1. Technical Field
The invention concerns the field of cell culture technology. It concerns production host cell lines containing vector constructs comprising a DHFR expression cassette. Those cell lines have improved growth characteristics in comparison to DHFR-deficient cell lines.
2. Background
The market for biopharmaceuticals for use in human therapy continues to grow at a high rate with over 900 biopharmaceuticals being evaluated in clinical studies and estimated sales of 50 billions in 2010. Over the years, an increasing number of biopharmaceuticals is produced from mammalian cells due to their ability to correctly process and modify human proteins. Successful and high yield production of biopharmaceuticals from mammalian cells is thus crucial and depends on the characteristics of the recombinant monoclonal cell line used in the process.

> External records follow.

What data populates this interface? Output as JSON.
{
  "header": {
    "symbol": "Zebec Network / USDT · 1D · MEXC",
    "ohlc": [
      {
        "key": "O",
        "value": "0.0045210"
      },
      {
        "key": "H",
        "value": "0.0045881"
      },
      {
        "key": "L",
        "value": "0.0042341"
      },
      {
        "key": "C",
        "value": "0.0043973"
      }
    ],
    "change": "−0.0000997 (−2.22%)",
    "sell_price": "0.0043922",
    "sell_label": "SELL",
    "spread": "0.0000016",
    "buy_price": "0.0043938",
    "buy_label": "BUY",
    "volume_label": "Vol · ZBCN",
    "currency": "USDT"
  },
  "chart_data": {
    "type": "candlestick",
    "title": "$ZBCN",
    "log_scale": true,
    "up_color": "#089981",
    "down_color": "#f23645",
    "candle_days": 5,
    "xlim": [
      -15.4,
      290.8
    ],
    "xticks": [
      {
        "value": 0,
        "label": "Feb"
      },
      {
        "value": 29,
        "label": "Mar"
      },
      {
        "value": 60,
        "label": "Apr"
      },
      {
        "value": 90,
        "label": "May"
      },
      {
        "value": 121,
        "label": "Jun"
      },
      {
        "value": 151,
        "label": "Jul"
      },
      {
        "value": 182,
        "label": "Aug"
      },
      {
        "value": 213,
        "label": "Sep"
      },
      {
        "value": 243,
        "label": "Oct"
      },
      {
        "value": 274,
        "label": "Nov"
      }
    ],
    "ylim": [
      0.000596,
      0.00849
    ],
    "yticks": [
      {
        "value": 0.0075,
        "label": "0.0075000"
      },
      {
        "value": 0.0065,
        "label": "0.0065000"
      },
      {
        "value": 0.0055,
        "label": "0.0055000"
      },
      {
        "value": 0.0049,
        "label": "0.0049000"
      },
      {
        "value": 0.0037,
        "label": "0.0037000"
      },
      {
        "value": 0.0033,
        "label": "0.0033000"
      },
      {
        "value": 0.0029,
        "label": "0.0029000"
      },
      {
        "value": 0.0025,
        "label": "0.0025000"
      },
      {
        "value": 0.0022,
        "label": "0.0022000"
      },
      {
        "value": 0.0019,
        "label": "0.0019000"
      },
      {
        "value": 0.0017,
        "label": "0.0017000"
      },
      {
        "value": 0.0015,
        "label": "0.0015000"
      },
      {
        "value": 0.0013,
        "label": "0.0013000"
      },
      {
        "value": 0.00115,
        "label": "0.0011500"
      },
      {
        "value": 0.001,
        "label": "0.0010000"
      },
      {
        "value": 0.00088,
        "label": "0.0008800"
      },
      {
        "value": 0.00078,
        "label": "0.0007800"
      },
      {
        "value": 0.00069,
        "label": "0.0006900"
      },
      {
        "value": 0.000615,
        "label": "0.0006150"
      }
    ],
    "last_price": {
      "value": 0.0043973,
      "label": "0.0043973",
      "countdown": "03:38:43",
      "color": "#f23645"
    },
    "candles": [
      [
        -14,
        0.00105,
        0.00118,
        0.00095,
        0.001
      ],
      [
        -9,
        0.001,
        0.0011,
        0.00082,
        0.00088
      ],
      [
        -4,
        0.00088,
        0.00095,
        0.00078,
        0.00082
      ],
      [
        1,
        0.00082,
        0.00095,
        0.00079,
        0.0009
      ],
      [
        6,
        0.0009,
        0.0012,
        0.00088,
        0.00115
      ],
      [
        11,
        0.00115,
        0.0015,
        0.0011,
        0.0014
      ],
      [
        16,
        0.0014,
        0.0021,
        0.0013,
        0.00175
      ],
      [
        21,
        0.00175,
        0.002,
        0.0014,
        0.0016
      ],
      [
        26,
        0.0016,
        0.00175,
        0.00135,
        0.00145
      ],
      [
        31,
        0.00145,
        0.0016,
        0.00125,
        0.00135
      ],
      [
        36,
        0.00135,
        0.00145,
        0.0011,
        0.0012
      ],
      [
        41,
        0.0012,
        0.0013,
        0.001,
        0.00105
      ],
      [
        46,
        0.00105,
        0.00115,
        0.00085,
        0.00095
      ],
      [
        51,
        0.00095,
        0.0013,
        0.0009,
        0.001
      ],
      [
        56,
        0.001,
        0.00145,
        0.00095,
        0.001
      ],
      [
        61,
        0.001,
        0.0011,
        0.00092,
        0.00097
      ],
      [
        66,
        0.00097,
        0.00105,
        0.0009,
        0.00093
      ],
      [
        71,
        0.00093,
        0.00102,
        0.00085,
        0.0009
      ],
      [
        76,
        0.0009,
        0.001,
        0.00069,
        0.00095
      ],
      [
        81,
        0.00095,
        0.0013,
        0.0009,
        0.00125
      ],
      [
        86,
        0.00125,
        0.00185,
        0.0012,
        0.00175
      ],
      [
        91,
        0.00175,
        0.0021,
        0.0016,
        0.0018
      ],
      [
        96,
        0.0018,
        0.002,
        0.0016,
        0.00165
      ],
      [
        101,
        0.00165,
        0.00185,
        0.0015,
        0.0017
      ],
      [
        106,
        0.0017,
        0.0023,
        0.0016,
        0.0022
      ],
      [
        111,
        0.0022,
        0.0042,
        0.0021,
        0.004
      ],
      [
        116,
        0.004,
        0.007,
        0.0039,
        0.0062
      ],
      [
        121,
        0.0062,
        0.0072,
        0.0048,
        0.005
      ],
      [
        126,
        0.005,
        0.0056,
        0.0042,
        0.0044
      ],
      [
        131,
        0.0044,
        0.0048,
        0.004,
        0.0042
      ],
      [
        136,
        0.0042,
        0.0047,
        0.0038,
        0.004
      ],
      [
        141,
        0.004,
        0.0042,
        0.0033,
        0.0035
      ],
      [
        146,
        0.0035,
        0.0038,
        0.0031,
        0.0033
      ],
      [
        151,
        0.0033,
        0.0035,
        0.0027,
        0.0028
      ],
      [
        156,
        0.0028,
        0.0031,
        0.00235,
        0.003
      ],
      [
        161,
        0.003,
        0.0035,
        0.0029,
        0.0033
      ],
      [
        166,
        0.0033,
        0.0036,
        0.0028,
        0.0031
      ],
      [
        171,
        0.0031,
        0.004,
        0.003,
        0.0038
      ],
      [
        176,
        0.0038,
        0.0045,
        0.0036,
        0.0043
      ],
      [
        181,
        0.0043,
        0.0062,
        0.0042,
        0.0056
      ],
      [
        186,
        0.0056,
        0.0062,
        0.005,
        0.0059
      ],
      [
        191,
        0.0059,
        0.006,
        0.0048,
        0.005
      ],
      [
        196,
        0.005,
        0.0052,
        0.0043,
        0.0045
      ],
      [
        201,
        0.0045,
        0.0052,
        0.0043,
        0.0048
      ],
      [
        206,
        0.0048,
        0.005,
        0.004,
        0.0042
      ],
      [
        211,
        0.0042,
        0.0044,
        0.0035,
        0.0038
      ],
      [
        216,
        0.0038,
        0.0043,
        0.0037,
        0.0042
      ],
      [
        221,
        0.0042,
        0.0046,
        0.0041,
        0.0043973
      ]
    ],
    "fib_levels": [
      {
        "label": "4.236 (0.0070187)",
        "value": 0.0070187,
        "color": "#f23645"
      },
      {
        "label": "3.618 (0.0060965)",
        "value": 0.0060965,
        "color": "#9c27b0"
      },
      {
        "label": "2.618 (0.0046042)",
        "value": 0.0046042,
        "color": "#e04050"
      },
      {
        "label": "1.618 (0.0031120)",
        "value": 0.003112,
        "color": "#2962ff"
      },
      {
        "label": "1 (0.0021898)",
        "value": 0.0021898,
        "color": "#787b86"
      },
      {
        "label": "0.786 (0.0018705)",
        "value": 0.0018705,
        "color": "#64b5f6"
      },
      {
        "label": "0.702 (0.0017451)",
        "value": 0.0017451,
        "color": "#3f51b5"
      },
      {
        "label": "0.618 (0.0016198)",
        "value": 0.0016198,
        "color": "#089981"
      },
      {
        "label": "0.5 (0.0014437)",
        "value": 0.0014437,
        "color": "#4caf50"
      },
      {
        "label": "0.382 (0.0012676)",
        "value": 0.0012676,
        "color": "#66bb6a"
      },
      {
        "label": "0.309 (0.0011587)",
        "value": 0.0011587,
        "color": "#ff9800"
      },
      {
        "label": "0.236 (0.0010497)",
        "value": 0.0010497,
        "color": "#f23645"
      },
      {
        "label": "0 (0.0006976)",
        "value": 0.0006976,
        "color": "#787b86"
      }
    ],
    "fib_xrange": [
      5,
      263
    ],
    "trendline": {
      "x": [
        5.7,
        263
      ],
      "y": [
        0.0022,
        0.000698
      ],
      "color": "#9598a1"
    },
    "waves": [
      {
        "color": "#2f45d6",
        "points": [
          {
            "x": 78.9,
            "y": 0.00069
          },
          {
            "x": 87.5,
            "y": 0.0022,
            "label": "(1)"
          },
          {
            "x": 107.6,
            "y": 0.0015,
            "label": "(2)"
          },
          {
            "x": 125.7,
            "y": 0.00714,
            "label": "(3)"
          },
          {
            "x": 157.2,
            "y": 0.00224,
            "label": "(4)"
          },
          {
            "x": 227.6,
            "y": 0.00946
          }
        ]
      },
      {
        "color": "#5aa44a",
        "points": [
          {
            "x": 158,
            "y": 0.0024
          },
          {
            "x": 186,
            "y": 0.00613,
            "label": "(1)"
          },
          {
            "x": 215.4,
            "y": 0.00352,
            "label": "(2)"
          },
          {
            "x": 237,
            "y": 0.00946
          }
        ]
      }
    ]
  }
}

In biopharmaceutical production processes, yield is determined by two factors: the specific productivity (Pspec) of the host cell and the IVC, the integral of viable cells over time which produce the desired protein. This correlation is expressed by the following formula: Y=Pspec*IVC. Standard approaches to improve product yield therefore can be to increase either the production capacity of the host cell or viable cell densities in the bioreactor. One method to obtain higher IVCs is to improve the growth characteristics of cells, that means to generate cells which grow faster and to higher maximal cell densities.

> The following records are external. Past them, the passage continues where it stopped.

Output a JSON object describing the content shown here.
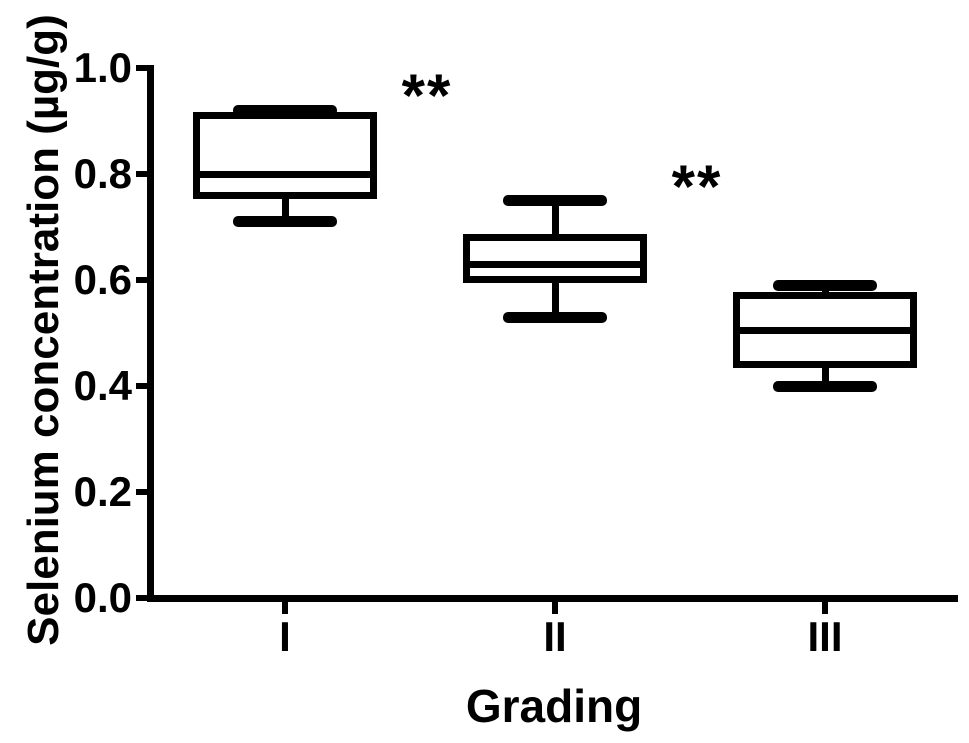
{
  "figure": {
    "background": "#ffffff",
    "ink": "#000000"
  },
  "chart_data": {
    "type": "box",
    "title": "",
    "xlabel": "Grading",
    "ylabel": "Selenium concentration (µg/g)",
    "categories": [
      "I",
      "II",
      "III"
    ],
    "ylim": [
      0.0,
      1.0
    ],
    "yticks": [
      0.0,
      0.2,
      0.4,
      0.6,
      0.8,
      1.0
    ],
    "ytick_labels": [
      "0.0",
      "0.2",
      "0.4",
      "0.6",
      "0.8",
      "1.0"
    ],
    "grid": false,
    "legend": "none",
    "boxes": [
      {
        "category": "I",
        "min": 0.71,
        "q1": 0.76,
        "median": 0.8,
        "q3": 0.91,
        "max": 0.92,
        "annotation": "**"
      },
      {
        "category": "II",
        "min": 0.53,
        "q1": 0.6,
        "median": 0.63,
        "q3": 0.68,
        "max": 0.75,
        "annotation": "**"
      },
      {
        "category": "III",
        "min": 0.4,
        "q1": 0.44,
        "median": 0.505,
        "q3": 0.57,
        "max": 0.59,
        "annotation": ""
      }
    ]
  }
}
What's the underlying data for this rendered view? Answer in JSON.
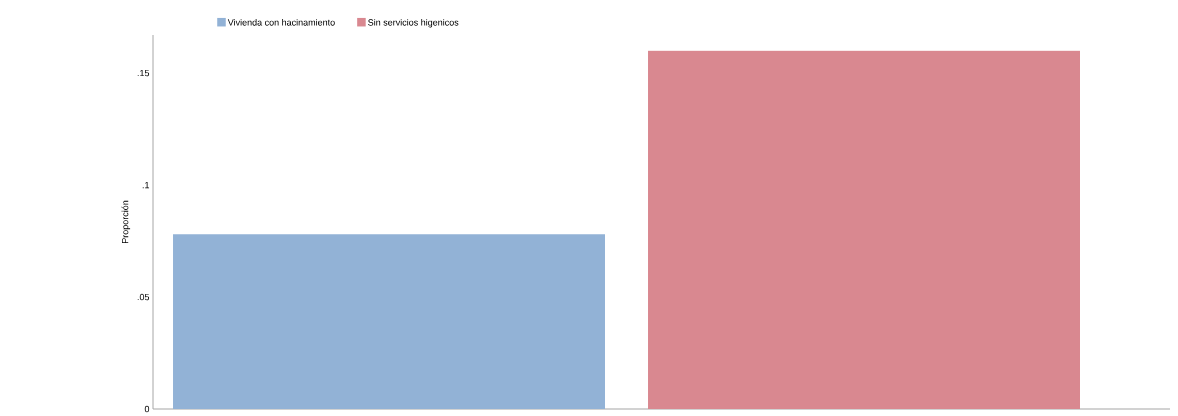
{
  "chart_data": {
    "type": "bar",
    "ylabel": "Proporción",
    "categories": [
      null
    ],
    "series": [
      {
        "name": "Vivienda con hacinamiento",
        "color": "#92b2d6",
        "values": [
          0.078
        ]
      },
      {
        "name": "Sin servicios higenicos",
        "color": "#d98890",
        "values": [
          0.16
        ]
      }
    ],
    "ylim": [
      0,
      0.167
    ],
    "yticks": [
      0,
      {
        "value": 0.05,
        "label": ".05"
      },
      {
        "value": 0.1,
        "label": ".1"
      },
      {
        "value": 0.15,
        "label": ".15"
      }
    ],
    "legend": "top left",
    "tick_labels": "y"
  }
}
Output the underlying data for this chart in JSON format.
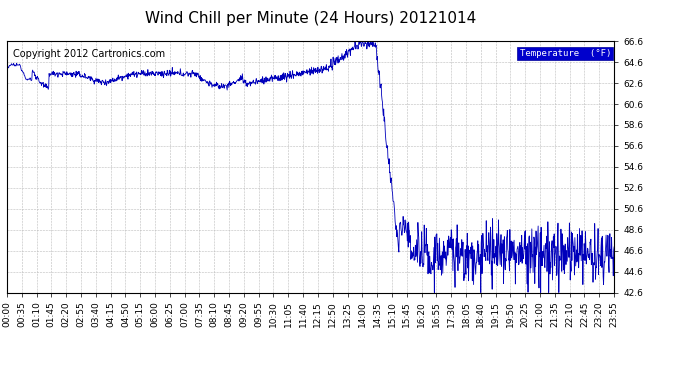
{
  "title": "Wind Chill per Minute (24 Hours) 20121014",
  "copyright_text": "Copyright 2012 Cartronics.com",
  "legend_label": "Temperature  (°F)",
  "line_color": "#0000bb",
  "background_color": "#ffffff",
  "plot_background": "#ffffff",
  "grid_color": "#bbbbbb",
  "ylim": [
    42.6,
    66.6
  ],
  "yticks": [
    42.6,
    44.6,
    46.6,
    48.6,
    50.6,
    52.6,
    54.6,
    56.6,
    58.6,
    60.6,
    62.6,
    64.6,
    66.6
  ],
  "xtick_labels": [
    "00:00",
    "00:35",
    "01:10",
    "01:45",
    "02:20",
    "02:55",
    "03:40",
    "04:15",
    "04:50",
    "05:15",
    "06:00",
    "06:25",
    "07:00",
    "07:35",
    "08:10",
    "08:45",
    "09:20",
    "09:55",
    "10:30",
    "11:05",
    "11:40",
    "12:15",
    "12:50",
    "13:25",
    "14:00",
    "14:35",
    "15:10",
    "15:45",
    "16:20",
    "16:55",
    "17:30",
    "18:05",
    "18:40",
    "19:15",
    "19:50",
    "20:25",
    "21:00",
    "21:35",
    "22:10",
    "22:45",
    "23:20",
    "23:55"
  ],
  "title_fontsize": 11,
  "axis_fontsize": 6.5,
  "copyright_fontsize": 7
}
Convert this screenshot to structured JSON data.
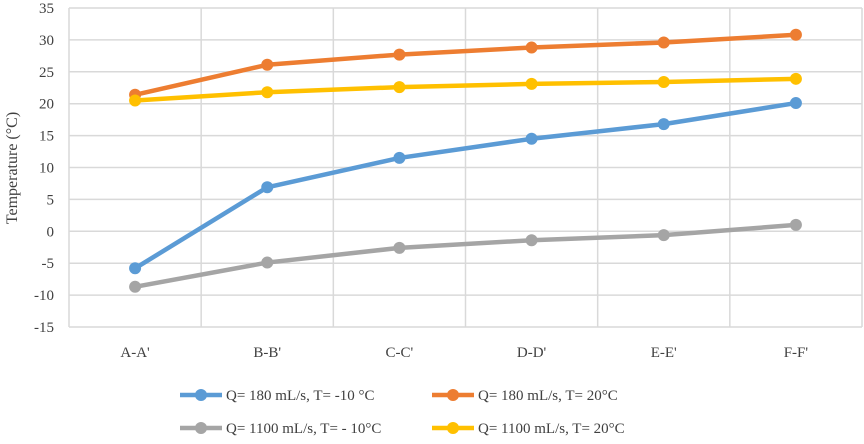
{
  "chart_data": {
    "type": "line",
    "title": "",
    "xlabel": "",
    "ylabel": "Temperature (°C)",
    "categories": [
      "A-A'",
      "B-B'",
      "C-C'",
      "D-D'",
      "E-E'",
      "F-F'"
    ],
    "ylim": [
      -15,
      35
    ],
    "yticks": [
      35,
      30,
      25,
      20,
      15,
      10,
      5,
      0,
      -5,
      -10,
      -15
    ],
    "grid": true,
    "legend_position": "bottom",
    "series": [
      {
        "name": "Q= 180 mL/s, T= -10 °C",
        "color": "#5B9BD5",
        "values": [
          -5.8,
          6.9,
          11.5,
          14.5,
          16.8,
          20.1
        ]
      },
      {
        "name": "Q= 180 mL/s, T= 20°C",
        "color": "#ED7D31",
        "values": [
          21.4,
          26.1,
          27.7,
          28.8,
          29.6,
          30.8
        ]
      },
      {
        "name": "Q= 1100 mL/s, T= - 10°C",
        "color": "#A5A5A5",
        "values": [
          -8.7,
          -4.9,
          -2.6,
          -1.4,
          -0.6,
          1.0
        ]
      },
      {
        "name": "Q= 1100 mL/s, T= 20°C",
        "color": "#FFC000",
        "values": [
          20.5,
          21.8,
          22.6,
          23.1,
          23.4,
          23.9
        ]
      }
    ]
  }
}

The enzyme dihydrofolate reductase (DHFR) is one of the key enzymes of nucleotide synthesis. It catalyzes the reduction of di-hydrofolat to tetra-hydrofolat, a universal transmitter of C1-units in the synthesis of purin building blocks and of other metabolic pathways.

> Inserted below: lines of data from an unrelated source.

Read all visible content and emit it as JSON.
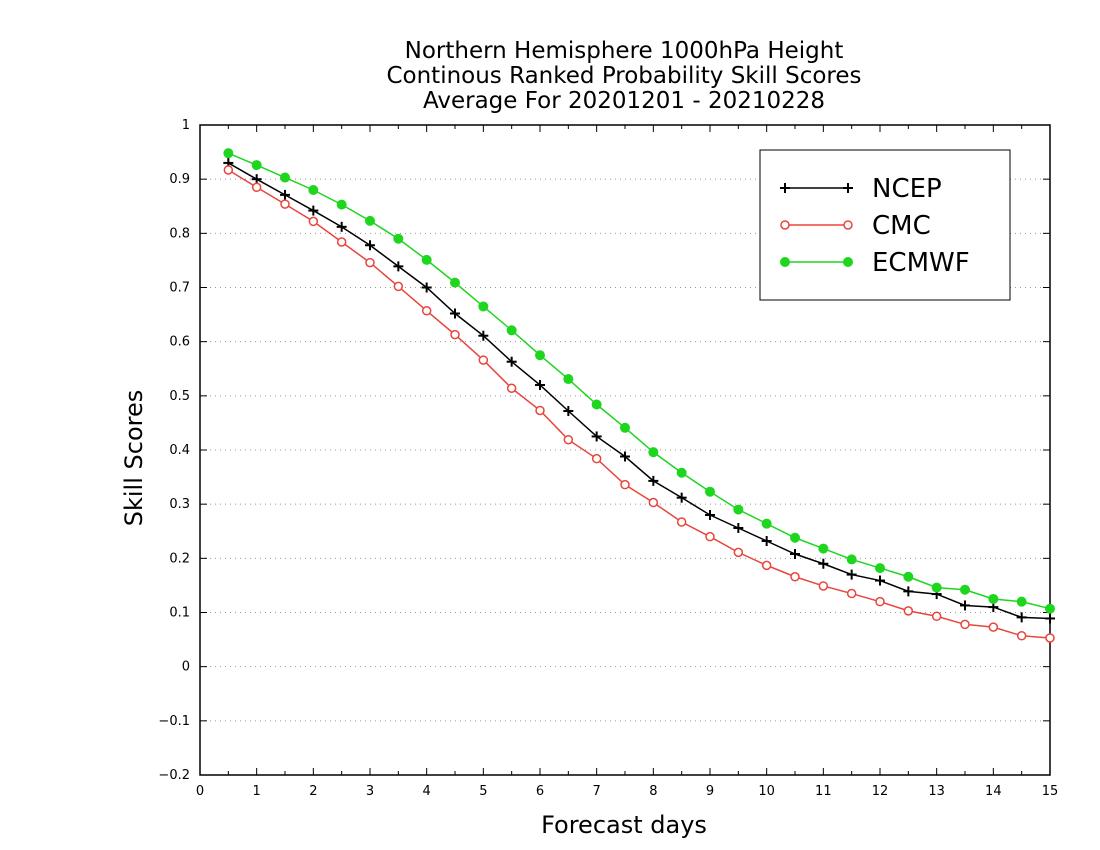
{
  "chart_data": {
    "type": "line",
    "title": [
      "Northern Hemisphere 1000hPa Height",
      "Continous Ranked Probability Skill Scores",
      "Average For 20201201 - 20210228"
    ],
    "xlabel": "Forecast days",
    "ylabel": "Skill Scores",
    "xlim": [
      0,
      15
    ],
    "ylim": [
      -0.2,
      1
    ],
    "xticks": [
      "0",
      "1",
      "2",
      "3",
      "4",
      "5",
      "6",
      "7",
      "8",
      "9",
      "10",
      "11",
      "12",
      "13",
      "14",
      "15"
    ],
    "yticks": [
      "1",
      "0.9",
      "0.8",
      "0.7",
      "0.6",
      "0.5",
      "0.4",
      "0.3",
      "0.2",
      "0.1",
      "0",
      "-0.1",
      "-0.2"
    ],
    "grid": "horizontal-dotted",
    "legend_position": "top-right",
    "x": [
      0.5,
      1,
      1.5,
      2,
      2.5,
      3,
      3.5,
      4,
      4.5,
      5,
      5.5,
      6,
      6.5,
      7,
      7.5,
      8,
      8.5,
      9,
      9.5,
      10,
      10.5,
      11,
      11.5,
      12,
      12.5,
      13,
      13.5,
      14,
      14.5,
      15
    ],
    "series": [
      {
        "name": "NCEP",
        "color": "#000000",
        "marker": "plus",
        "values": [
          0.93,
          0.9,
          0.871,
          0.842,
          0.812,
          0.778,
          0.739,
          0.7,
          0.652,
          0.611,
          0.563,
          0.52,
          0.472,
          0.425,
          0.388,
          0.343,
          0.312,
          0.28,
          0.256,
          0.232,
          0.208,
          0.19,
          0.17,
          0.159,
          0.139,
          0.134,
          0.113,
          0.11,
          0.091,
          0.089
        ]
      },
      {
        "name": "CMC",
        "color": "#e8453c",
        "marker": "open-circle",
        "values": [
          0.917,
          0.885,
          0.854,
          0.822,
          0.784,
          0.746,
          0.702,
          0.657,
          0.613,
          0.566,
          0.514,
          0.473,
          0.419,
          0.384,
          0.336,
          0.303,
          0.267,
          0.24,
          0.211,
          0.187,
          0.166,
          0.149,
          0.135,
          0.12,
          0.103,
          0.093,
          0.078,
          0.073,
          0.057,
          0.053
        ]
      },
      {
        "name": "ECMWF",
        "color": "#1ed61e",
        "marker": "filled-circle",
        "values": [
          0.948,
          0.926,
          0.903,
          0.88,
          0.853,
          0.823,
          0.79,
          0.751,
          0.709,
          0.665,
          0.621,
          0.575,
          0.531,
          0.484,
          0.441,
          0.396,
          0.358,
          0.323,
          0.29,
          0.264,
          0.238,
          0.218,
          0.198,
          0.182,
          0.166,
          0.146,
          0.142,
          0.125,
          0.12,
          0.107
        ]
      }
    ]
  }
}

In biopharmaceutical industry and in academic research DHFR is widely used as a selection and amplification marker for the selective growth of stably transfected cell lines. Since DHFR is a non-dominant marker, this system is only applicable in cells which lack endogenous DHFR activity. Hence, when in the 1980's dhfr-negative Chinese hamster ovary (CHO) cells, CHO-DG44 and CHO-DUKX (B11), became available, they rapidly advanced to the host cell system of choice and are today the worldwide most frequently used mammalian production platform in the biopharmaceutical industry.